Students are given packets of work from the English, math and history departments. The whole sequence of math classes is required. Instructors Bruce Armburst and Wynn Walker make trips to the prisons to offer tutoring.

Next quarter geology will be offered.

As with all classes, these students have deadlines for turning in coursework and are graded like any other student. LTCC is the only college offering incarcerated students the opportunity to make the dean’s list and honor roll – of which seven have done.

“We want to be leaders in education to the incarcerated,” Reynolds told the board.

LTCC works with the state board of governors when it comes to getting these students enrolled and then receiving payment as though they were taking classes on campus. Their books are also provided for free. The college is not losing any money on this remote education program, but instead is actually getting credit for the students as though they were in South Lake Tahoe.

The goal is that after nine quarters these students would have an associate of arts degree in social sciences that would be transferable to a UC or CSU. Most are taking three four-unit classes per quarter.

One thing Reynolds said needs improving is the bridge from prison to higher education once the person is released.

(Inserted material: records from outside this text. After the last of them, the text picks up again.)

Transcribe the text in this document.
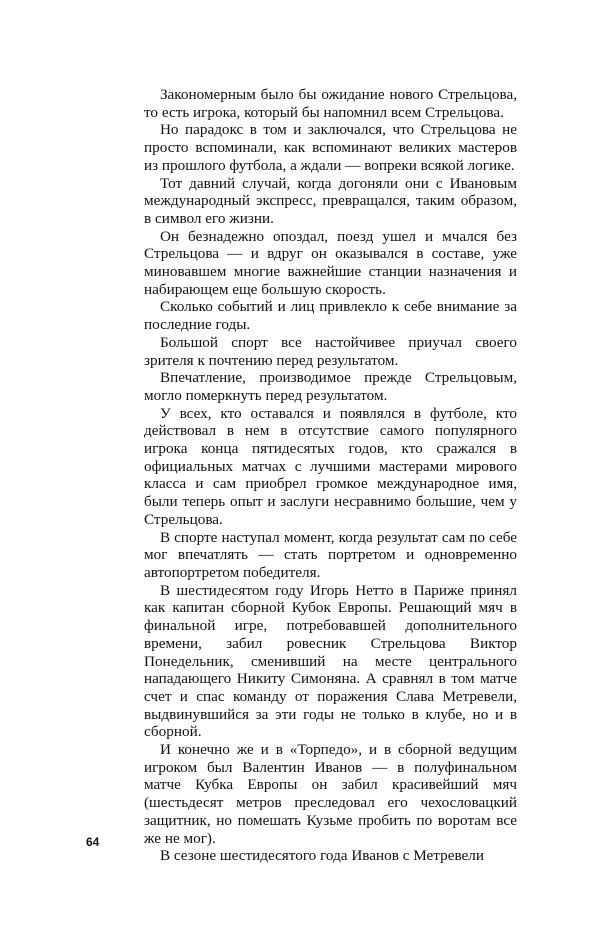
Закономерным было бы ожидание нового Стрельцова, то есть игрока, который бы напомнил всем Стрельцова.

Но парадокс в том и заключался, что Стрельцова не просто вспоминали, как вспоминают великих мастеров из прошлого футбола, а ждали — вопреки всякой логике.

Тот давний случай, когда догоняли они с Ивановым международный экспресс, превращался, таким образом, в символ его жизни.

Он безнадежно опоздал, поезд ушел и мчался без Стрельцова — и вдруг он оказывался в составе, уже миновавшем многие важнейшие станции назначения и набирающем еще большую скорость.

Сколько событий и лиц привлекло к себе внимание за последние годы.

Большой спорт все настойчивее приучал своего зрителя к почтению перед результатом.

Впечатление, производимое прежде Стрельцовым, могло померкнуть перед результатом.

У всех, кто оставался и появлялся в футболе, кто действовал в нем в отсутствие самого популярного игрока конца пятидесятых годов, кто сражался в официальных матчах с лучшими мастерами мирового класса и сам приобрел громкое международное имя, были теперь опыт и заслуги несравнимо большие, чем у Стрельцова.

В спорте наступал момент, когда результат сам по себе мог впечатлять — стать портретом и одновременно автопортретом победителя.

В шестидесятом году Игорь Нетто в Париже принял как капитан сборной Кубок Европы. Решающий мяч в финальной игре, потребовавшей дополнительного времени, забил ровесник Стрельцова Виктор Понедельник, сменивший на месте центрального нападающего Никиту Симоняна. А сравнял в том матче счет и спас команду от поражения Слава Метревели, выдвинувшийся за эти годы не только в клубе, но и в сборной.

И конечно же и в «Торпедо», и в сборной ведущим игроком был Валентин Иванов — в полуфинальном матче Кубка Европы он забил красивейший мяч (шестьдесят метров преследовал его чехословацкий защитник, но помешать Кузьме пробить по воротам все же не мог).

В сезоне шестидесятого года Иванов с Метревели

64
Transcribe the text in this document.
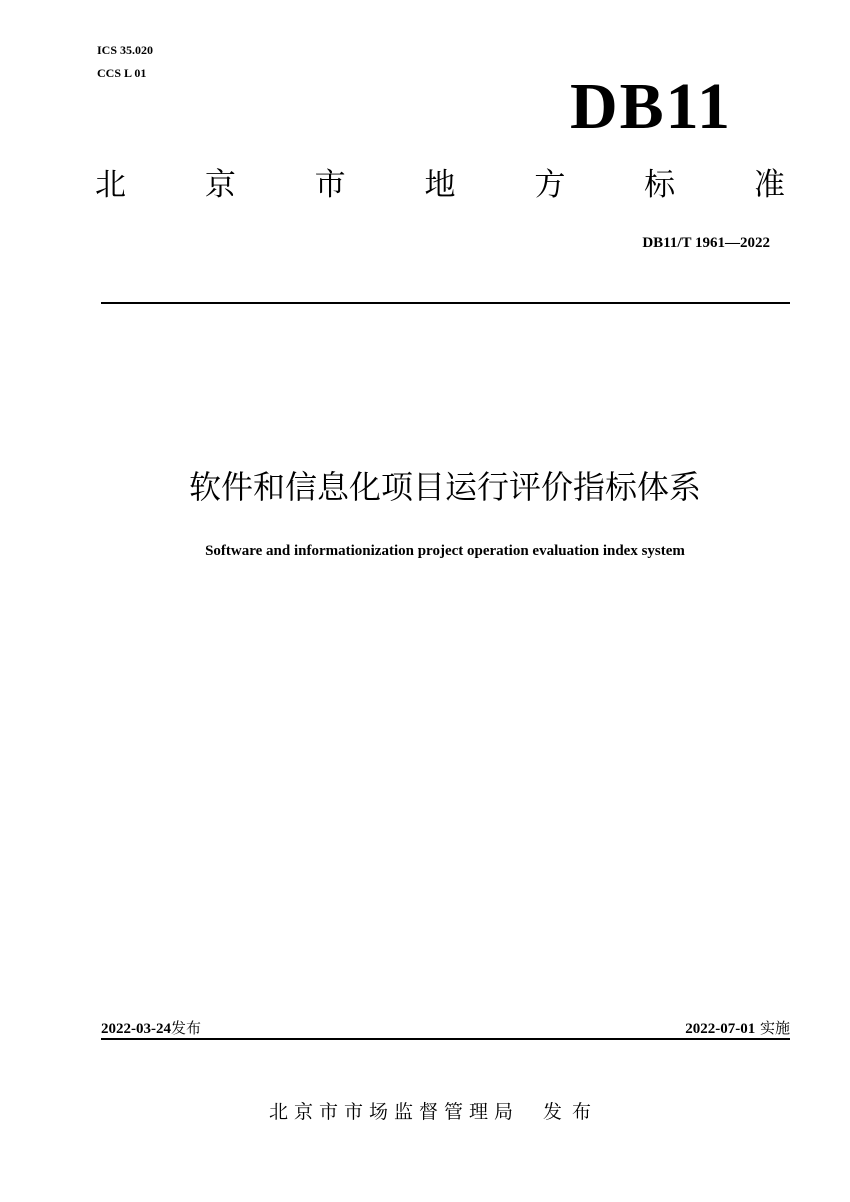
ICS 35.020
CCS L 01	DB11
北	京	市	地	方	标	准
DB11/T 1961—2022
软件和信息化项目运行评价指标体系
Software and informationization project operation evaluation index system
2022-03-24发布	2022-07-01 实施
北京市市场监督管理局 发布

At the start these incarcerated students are given a 29-page guide detailing what is expected of them, it has the course descriptions, program details and a brief history of the college. It is an outline that would be beneficial to any student.

“The students want to know what is going on on campus. They want a connection to the campus community,” Reynolds said.

Reynolds, though, reiterated multiple times that this is a unique population working under constraints that those on campus aren’t contending with. Many of the prisons were on lockdown at various times last fall. All learning stops at times like that.

It took two quarters for Reynolds to convince prison officials that pencils should be allowed. The concern is they would be a weapon. Staples keeping papers together were another no-no at the get-go. It took three quarters to change the policy.

The next goal for Reynolds is to have the local jail be part of the incarcerated student program.